Epic has had apps on the App Store for a decade, and have benefited from the App Store ecosystem - including its tools, testing, and distribution that Apple provides to all developers. Epic agreed to the App Store terms and guidelines freely and we’re glad they’ve built such a successful business on the App Store. The fact that their business interests now lead them to push for a special arrangement does not change the fact that these guidelines create a level playing field for all developers and make the store safe for all users. We will make every effort to work with Epic to resolve these violations so they can return Fortnite to the App Store," we read.
Google made a very similar move shortly afterwards, but due to the more open nature of Android, Fortnite is still available on smartphones based on this system (e.g. via Epic or Samsung's store). So the blow from Google does not have as much impact as Apple's decision.
Epic Games' instant response
If you don't know what it's about, it's about...
The bone of contention between the companies is the unfair, according to Epic Games, revenue share charged by these digital stores. The margin is as much as 30%. While both platforms have introduced rules to reduce it to 15% for subscription income lasting more than a year, this does not apply to Fortnite, which is not based on a subscription model and earns money through microtransactions.
In practice, this conflict can be seen as another part of Tim Sweeney's war against the market. The company uses almost identical arguments to compete with Steam, which also charges a very high margin for its services.
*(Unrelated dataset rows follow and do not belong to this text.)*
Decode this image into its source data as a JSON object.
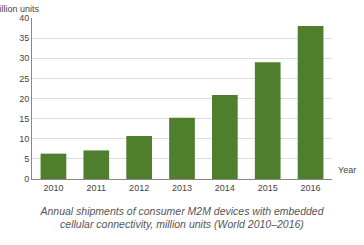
{
  "chart_data": {
    "type": "bar",
    "title": "Annual shipments of consumer M2M devices with embedded cellular connectivity, million units (World 2010–2016)",
    "x_label": "Year",
    "y_label": "Million units",
    "categories": [
      "2010",
      "2011",
      "2012",
      "2013",
      "2014",
      "2015",
      "2016"
    ],
    "values": [
      6.3,
      7.1,
      10.7,
      15.2,
      20.9,
      29,
      38
    ],
    "color": "#4f7f2c",
    "ylim": [
      0,
      40
    ],
    "yticks": [
      0,
      5,
      10,
      15,
      20,
      25,
      30,
      35,
      40
    ],
    "grid": true
  }
}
In the case of PCs, Epic seems to be successful. Will it be the same on mobile platforms?
Epic Games reacted almost immediately, suing first the former and then the latter company. The speed of this reaction suggests that the creators of Fortnite were ready for such a turn of events and probably prepared a lawsuit even before introducing a new solution to their game. Interestingly enough, Epic does not demand a compensation, but a change in the rules for all entities - this clearly shows that we are dealing with the next part of the Epic crusade, which began with an attack on Steam (more about this in the box above).
"Apple has become what it once railed against: the behemoth seeking to control markets, block competition, and stifle innovation. Apple is bigger, more powerful, more entrenched, and more pernicious than the monopolists of yesteryear. At a market cap of nearly $2 trillion, Apple’s size and reach far exceeds that of any technology monopolist in history," we read in documents sent to court.
Sweeney's argumentation is not without its point, but when reading this message, it is important to remember that Epic Games is not a small entity either - the company is currently worth over $17 billion. So it's worthwhile to be cautious about holier-than-thou declarations and remember that in the end it's all about big money.
Fortnite on iOS - still playable, for now
It's worth noting that Apple hardware owners can still play Fortnite for the time being - as long as they already have the game on their phone. However, the situation will change with the next patch. The company informed about it in a blog note, in which it encourages players to protest against Apple's decision. The campaign has been covered with hashtag #FreeFortnite.
"Because Apple has BLOCKED your ability to update, when Fortnite Chapter 2 - Season 4 releases you will NOT be able to play the new Season on iOS. Make your voice heard with #FreeFortnite," we read.